Doing so, however, brings along the “copy left requirement,” which means any software application linking to a specific FFmpeg build must be made available in source form under the same license. The LGPL option eliminates this requirement to make your value-added software open source, but it prevents the use of the H.264 encoder and other advanced features.
Assessing Additional OSS Issues
Even after licensing concerns are addressed, users still may encounter OSS issues. Generally, the OSS community does an excellent job reviewing contributions and maintaining the baseline; however, many user organizations require developers to provide a full warrantee on all OSS components used.
One aspect of this requirement is full compliance with Security Technical Implementation Guides (STIGs) published by the U.S. Defense Information Systems Agency. The requirement’s goal is to minimize security risks and vulnerabilities. Complying with the applicable STIG isn’t an easy task. Packages such as FFmpeg are many tens of thousands of lines of complex code. Reviewing, testing and fixing vulnerabilities can be costly.
If you’re going to develop your own video solution using FFmpeg, and you need to deliver a stable and compliant product, be prepared to spend a lot of time reviewing code, testing, documenting testing methodology and results, and completing licensing paperwork.
This isn’t to say that FFmpeg or other OSS shouldn’t be used. OSS is a great resource and can save considerable time and money, but ready-to-use alternatives, such as the GV 3.0 product line, already comply with these licensing and accreditation requirements.
Although many of the FMV functions described here aren’t complex to implement, they simply aren’t present in today’s commonly used video visualization applications. When video crosses the threshold from entertainment to information extraction, specialized software is essential for optimally exploiting and managing that information.
FMV in the Future
As FMV collection sources continue to grow exponentially, so will the need for robust data management, processing, archive, retrieval and visualization. Adhering to existing and new metadata standards and developing secure applications are critical to the sustained, effective use of video data by analysts attempting to extract actionable information.
Today’s streaming video can contain much more information than meets the eye. Digital video comprises pixels, much like still imagery taken with a digital camera. With ever-increasing camera sensitivity, video pixels reveal more information than expected if the right tools are applied.
The photos above show an example video frame as viewed from a typical surveillance camera at left and the same video frame with a normalized logarithmic histogram expansion applied at right.
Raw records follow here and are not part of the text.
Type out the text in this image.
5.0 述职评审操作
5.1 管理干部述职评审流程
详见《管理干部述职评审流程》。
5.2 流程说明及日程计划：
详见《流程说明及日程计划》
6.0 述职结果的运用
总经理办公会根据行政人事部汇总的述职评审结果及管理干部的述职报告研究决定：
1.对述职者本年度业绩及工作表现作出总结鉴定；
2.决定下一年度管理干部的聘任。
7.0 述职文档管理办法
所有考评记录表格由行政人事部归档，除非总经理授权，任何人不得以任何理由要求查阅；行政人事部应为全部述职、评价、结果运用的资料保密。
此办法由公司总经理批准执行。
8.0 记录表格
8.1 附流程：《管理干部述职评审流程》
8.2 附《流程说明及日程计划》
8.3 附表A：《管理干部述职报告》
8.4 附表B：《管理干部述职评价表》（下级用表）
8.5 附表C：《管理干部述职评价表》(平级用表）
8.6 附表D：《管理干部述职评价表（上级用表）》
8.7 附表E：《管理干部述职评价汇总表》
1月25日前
The expansion makes the suspicious-looking black backpack clearly visible, just behind the truck’s tire.
This is possible because even though human vision may not see the details, the information is present in the pixels. In this example, an 8-bit monochrome video, the pixel values can range from 0–255, representing black through full white. The pixel value range of the backpack and nearby shadow is 2–9.
There isn’t enough difference from one pixel to the next for the eye to detect a change. Passing the pixels through a logarithmic function represented in the figure above left increases the value differences in the dark areas without losing too much data in the lighter regions. The figures above middle and right present histograms showing how the lower pixel values were spread apart by the function.
This result isn’t quite the same as a simple brightness and contrast adjustment. Adjusting brightness and contrast would simply produce a more washed-out image and would still fail to reveal the desired detail. Similarly, an exponential function can be used to bring out details in the video’s bright light regions. Even more detail can be extracted if a camera or sensor with a bit depth of more than 8 bits per pixel is used.